Médico e hospital são condenados por perfuração em útero de paciente

Paciente receberá R$ 10 mil por erro duplo de profissional: no diagnóstico e na execução

O Hospital e Maternidade Santa Barbara e um dos médicos da unidade foram condenados a pagar R$ 10 mil por danos morais a uma paciente que teve o útero perfurado após procedimento equivocado para tratar uma gravidez tubária. A sentença é da juíza Rozana Fernandes Camapum, da 17ª Vara Cível e Ambiental de Goiânia, que considerou que o médico errou duas vezes com a autora: no diagnóstico e na execução da curetagem.

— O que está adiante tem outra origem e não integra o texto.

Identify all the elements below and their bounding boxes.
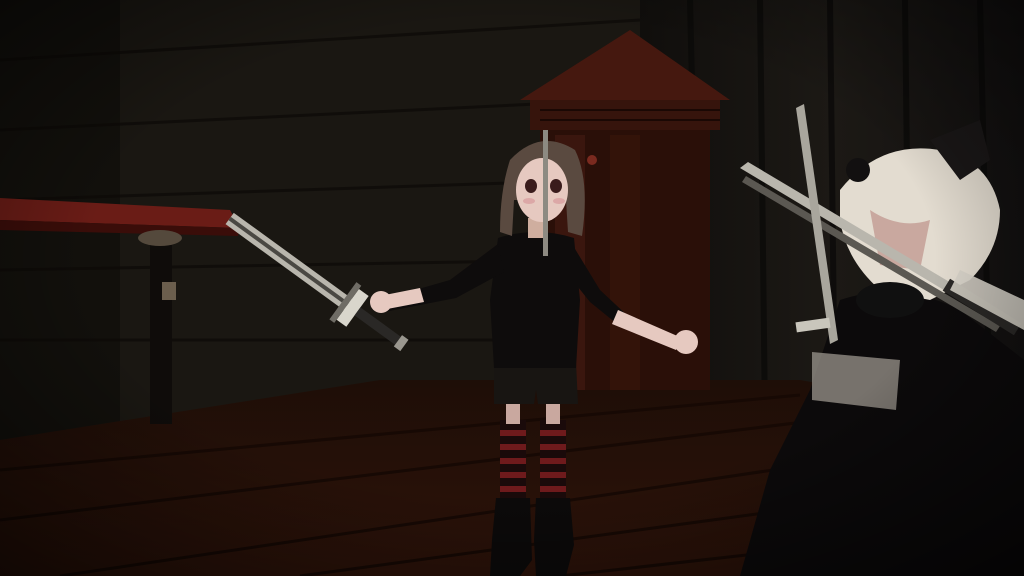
vignette-overlay [0, 0, 1024, 576]
game-scene [0, 0, 1024, 576]
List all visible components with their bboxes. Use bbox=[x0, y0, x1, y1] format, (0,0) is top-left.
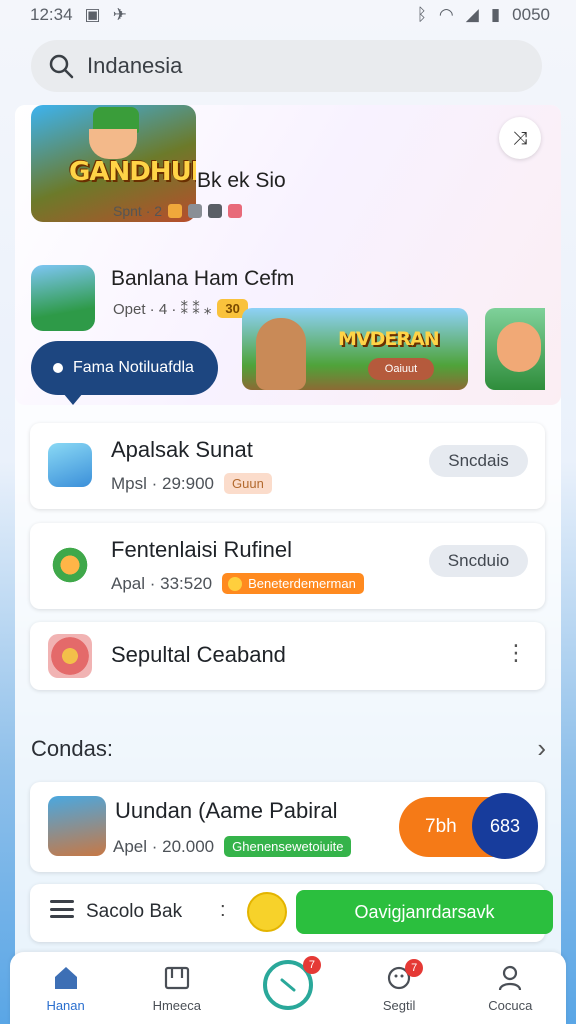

De acordo com a ação, a vítima procurou atendimento médico em um Posto de Saúde Municipal relatando dores na barriga e menstruação atrasada. Inicialmente, a mulher foi encaminhada ao Hospital Materno Infantil, onde foi realizada uma ultrassonografia. A imagem obtida foi inconclusiva e o exame precisou ser repetido, desta vez, no hospital condenado, pelo Sistema Único de Saúde (SUS).

De posse dos resultados, o médico requerido interpretou que a autora passava por um aborto inconclusivo e, assim, realizou curetagem e procedeu com a alta hospitalar. Contudo, a paciente voltou a sentir dores e retornou ao hospital, mas o mesmo profissional não lhe solicitou mais nenhum exame.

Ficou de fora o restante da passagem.